The breeze rustles between us, only emphasizing the vast silence on either side. I want to hate him for making me spell it out, but there's something so wary and yet so vulnerable in his face that I can't.
But if I could cry, I'd cry right now. I'd cry and I'd beg him to see me the way I want him to see me. To admit that all these things, every minute we spend together, are the highlight of his day, his month, his year, his everything, the way they are for me. Please admit it, Will. Please.
"I'm sorry," he says hoarsely, beginning to walk away. He draws his fingers toward his palms in tight fists. "I shouldn't even have brought this up."
"Did you like sleeping with me?" I call after him. His body jerks to a halt. "I know you've stayed with me. Before the last meet. And the last time we were in the hotel. You stayed when you didn't have to. Did you like it?"
He hangs his head. "Olivia, I'm not allowed to like it. I'm your coach. And that's all I'm ever going to be."
He wants away and I want to kick myself for my stupidity. Did I really think he was going to abandon his job and his hot girlfriend for me? I've got no family, no money, a criminal record, and there's a strong possibility that I'll lose my scholarship before I graduate. I start fights, can't account for what happens when I'm asleep, and I'm incapable of any emotion but anger most of the time.
Why would anyone give up anything for that?
I wake up miserable. I know I didn't run because I don't think I ever quite fell asleep. I never realized how important Will's answer would be until it came back last night as a gentle but thorough rejection. Dorothy tries to get me to eat and it comes back up almost immediately. I wouldn't be surprised if I pass out again today. I don't want that for the team but at the same time it feels as if nothing matters anymore.

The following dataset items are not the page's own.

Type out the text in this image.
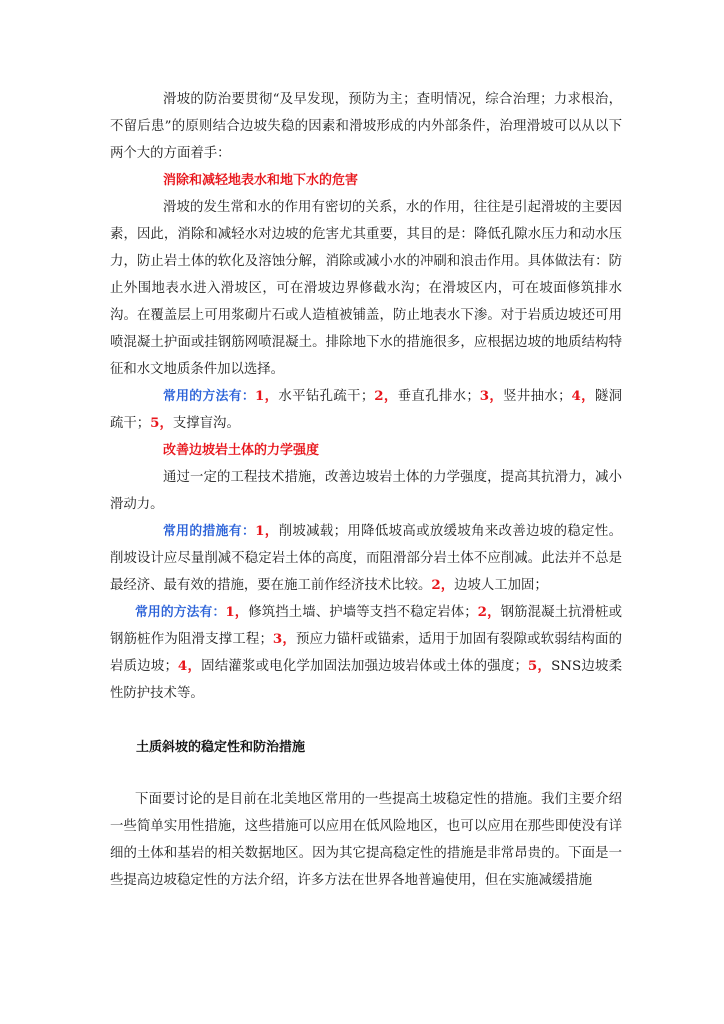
滑坡的防治要贯彻“及早发现，预防为主；查明情况，综合治理；力求根治，不留后患”的原则结合边坡失稳的因素和滑坡形成的内外部条件，治理滑坡可以从以下两个大的方面着手：

消除和减轻地表水和地下水的危害

滑坡的发生常和水的作用有密切的关系，水的作用，往往是引起滑坡的主要因素，因此，消除和减轻水对边坡的危害尤其重要，其目的是：降低孔隙水压力和动水压力，防止岩土体的软化及溶蚀分解，消除或减小水的冲刷和浪击作用。具体做法有：防止外围地表水进入滑坡区，可在滑坡边界修截水沟；在滑坡区内，可在坡面修筑排水沟。在覆盖层上可用浆砌片石或人造植被铺盖，防止地表水下渗。对于岩质边坡还可用喷混凝土护面或挂钢筋网喷混凝土。排除地下水的措施很多，应根据边坡的地质结构特征和水文地质条件加以选择。

常用的方法有：1，水平钻孔疏干；2，垂直孔排水；3，竖井抽水；4，隧洞疏干；5，支撑盲沟。

改善边坡岩土体的力学强度

通过一定的工程技术措施，改善边坡岩土体的力学强度，提高其抗滑力，减小滑动力。

常用的措施有：1，削坡减载；用降低坡高或放缓坡角来改善边坡的稳定性。削坡设计应尽量削减不稳定岩土体的高度，而阻滑部分岩土体不应削减。此法并不总是最经济、最有效的措施，要在施工前作经济技术比较。2，边坡人工加固；

常用的方法有：1，修筑挡土墙、护墙等支挡不稳定岩体；2，钢筋混凝土抗滑桩或钢筋桩作为阻滑支撑工程；3，预应力锚杆或锚索，适用于加固有裂隙或软弱结构面的岩质边坡；4，固结灌浆或电化学加固法加强边坡岩体或土体的强度；5，SNS边坡柔性防护技术等。

土质斜坡的稳定性和防治措施

下面要讨论的是目前在北美地区常用的一些提高土坡稳定性的措施。我们主要介绍一些简单实用性措施，这些措施可以应用在低风险地区，也可以应用在那些即使没有详细的土体和基岩的相关数据地区。因为其它提高稳定性的措施是非常昂贵的。下面是一些提高边坡稳定性的方法介绍，许多方法在世界各地普遍使用，但在实施减缓措施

I don't say a word to him as we get ready to leave. Dorothy wishes me luck and hugs me goodbye. "We'll see you Tuesday, right?" she asks.
I look at her blankly.
"Thanksgiving weekend?"
I can't. I can't spend another weekend around him after what happened last night, watching Jessica take all the things I want and can't have. It's time to finally cut the cord. Jessica was right. This family has done nothing but sacrifice for me and they're in no position to be taking in orphans right now.
///
"Oh," I say. "I totally forgot to tell you, but I'm going home with Erin. Sorry about that."
Dorothy's face falls, and guilt spins in my stomach alongside every other bad thing brewing in there right now. But in the long run, I'm not going to be a part of this family, so I may as well stop pretending I am right now.
51
Will
I fucked up.
I know that I fucked up.
I just don't know what else I could have done.
I wanted to tell her the truth. Yes, I want all the same things, and I want them only with her. I want a thousand boring nights in, sitting on a ratty sofa listening to her malign newscasters and make fun of their guests. That I want to spend my entire life keeping her safe, even if means sleeping on the couch outside her room to do it. That I've never wanted anything in my entire life the way I want her, and the idea of giving her up makes giving up climbing pale by contrast.
What good would it have done, though? I'm not going to wait a year and a half just to watch her move on to bigger things. And I'm sure as shit not going to try and convince her to destroy her future and stay here with me, in a small town where none of the things she wants can happen.